Das Landgericht hat den Kläger darauf hingewiesen, dass sein Vortrag unsubstanziiert sein dürfte. Vereinzelnden Vortrag hat der Kläger nicht gehalten. Er ist unter Hinweis auf ein auszugsweise bei Reinking/Eggert (Der Autokauf, 11. Aufl., Rn. 610) zitiertes Urteil des OLG Schleswig vom 15.12.2004 – 9 U 120/03 – der Ansicht, er habe mit der Beschreibung des behaupteten Mangels seiner Darlegungslast genügt.
Das Landgericht hat die Klage abgewiesen und zur Begründung ausgeführt, dass der Kläger trotz des gerichtlichen Hinweises seiner Darlegungslast nicht genügt habe.
Gegen dieses Urteil wendet sich der Kläger mit der Berufung. Er hält keinen ergänzenden Sachvortrag, sondern macht unter erneutem Hinweis auf das genannte Urteil des OLG Schleswig geltend, dass er zum Kraftstoffverbrauch seines Fahrzeugs nicht mehr als das Vorgetragene darlegen müsse. Das Rechtsmittel hatte keinen Erfolg.

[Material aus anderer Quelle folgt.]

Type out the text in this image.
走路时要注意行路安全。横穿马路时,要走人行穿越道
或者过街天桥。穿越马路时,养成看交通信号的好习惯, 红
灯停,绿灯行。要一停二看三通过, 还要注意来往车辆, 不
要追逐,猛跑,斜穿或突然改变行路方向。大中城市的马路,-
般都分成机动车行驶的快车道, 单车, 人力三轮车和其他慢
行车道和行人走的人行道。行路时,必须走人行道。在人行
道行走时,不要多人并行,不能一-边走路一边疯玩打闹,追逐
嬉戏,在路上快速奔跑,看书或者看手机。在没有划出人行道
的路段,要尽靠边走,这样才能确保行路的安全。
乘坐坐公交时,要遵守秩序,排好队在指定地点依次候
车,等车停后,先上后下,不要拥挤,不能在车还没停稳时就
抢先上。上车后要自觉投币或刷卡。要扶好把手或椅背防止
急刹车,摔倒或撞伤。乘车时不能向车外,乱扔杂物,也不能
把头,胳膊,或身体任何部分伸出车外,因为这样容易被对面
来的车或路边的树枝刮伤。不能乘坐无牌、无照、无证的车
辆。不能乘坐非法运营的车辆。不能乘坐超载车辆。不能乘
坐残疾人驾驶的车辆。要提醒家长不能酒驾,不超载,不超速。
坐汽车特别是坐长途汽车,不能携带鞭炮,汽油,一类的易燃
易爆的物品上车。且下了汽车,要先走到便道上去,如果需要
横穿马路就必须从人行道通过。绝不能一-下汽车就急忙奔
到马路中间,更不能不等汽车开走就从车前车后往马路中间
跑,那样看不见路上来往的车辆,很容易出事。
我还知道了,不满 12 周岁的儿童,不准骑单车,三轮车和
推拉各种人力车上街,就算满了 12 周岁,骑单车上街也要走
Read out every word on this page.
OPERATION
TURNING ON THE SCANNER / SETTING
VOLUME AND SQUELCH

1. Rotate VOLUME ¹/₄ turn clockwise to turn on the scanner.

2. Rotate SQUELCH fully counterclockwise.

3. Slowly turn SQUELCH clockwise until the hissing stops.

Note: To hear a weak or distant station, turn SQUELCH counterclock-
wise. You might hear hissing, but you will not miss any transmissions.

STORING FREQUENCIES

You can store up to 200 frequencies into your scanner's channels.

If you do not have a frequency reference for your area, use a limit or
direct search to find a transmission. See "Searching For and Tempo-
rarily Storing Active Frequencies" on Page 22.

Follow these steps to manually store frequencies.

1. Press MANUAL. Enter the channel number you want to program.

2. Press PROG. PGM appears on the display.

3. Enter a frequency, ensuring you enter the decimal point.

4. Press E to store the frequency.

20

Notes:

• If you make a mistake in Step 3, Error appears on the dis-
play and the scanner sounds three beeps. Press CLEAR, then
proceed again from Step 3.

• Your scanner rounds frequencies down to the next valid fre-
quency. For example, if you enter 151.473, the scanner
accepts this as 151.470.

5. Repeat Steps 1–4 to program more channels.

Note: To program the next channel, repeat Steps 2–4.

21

Aus den Gründen: II. … Das Urteil des Landgerichts ist in vollem Umfang zutreffend. Der Vortrag des Klägers bleibt auch in der Berufungsinstanz unsubstanziiert, weil nicht erläutert wird, ob der behauptete Verbrauch zwischen 9 und 10 l auf 100 km bei einer Fahrweise ermittelt worden ist, die zur Vergleichbarkeit mit den Herstellerangaben führt. Deshalb genügt es zur Annahme einer Beweisbedürftigkeit auch nicht, dass der vom Kläger behauptete Verbrauch oberhalb der höchsten Herstellerangabe liegt. Tatsachen zu den von ihm durchgeführten Fahrten, die einen Vergleich mit den standardisierten Verbrauchsangaben ermöglichen würden, hat der Kläger nicht vorgetragen (dazu OLG Brandenburg, Urt. v. 19.03.2008 – 4 U 135/07, NJW-RR 2008, 1282). Dieser Ansicht schließt sich der Senat an.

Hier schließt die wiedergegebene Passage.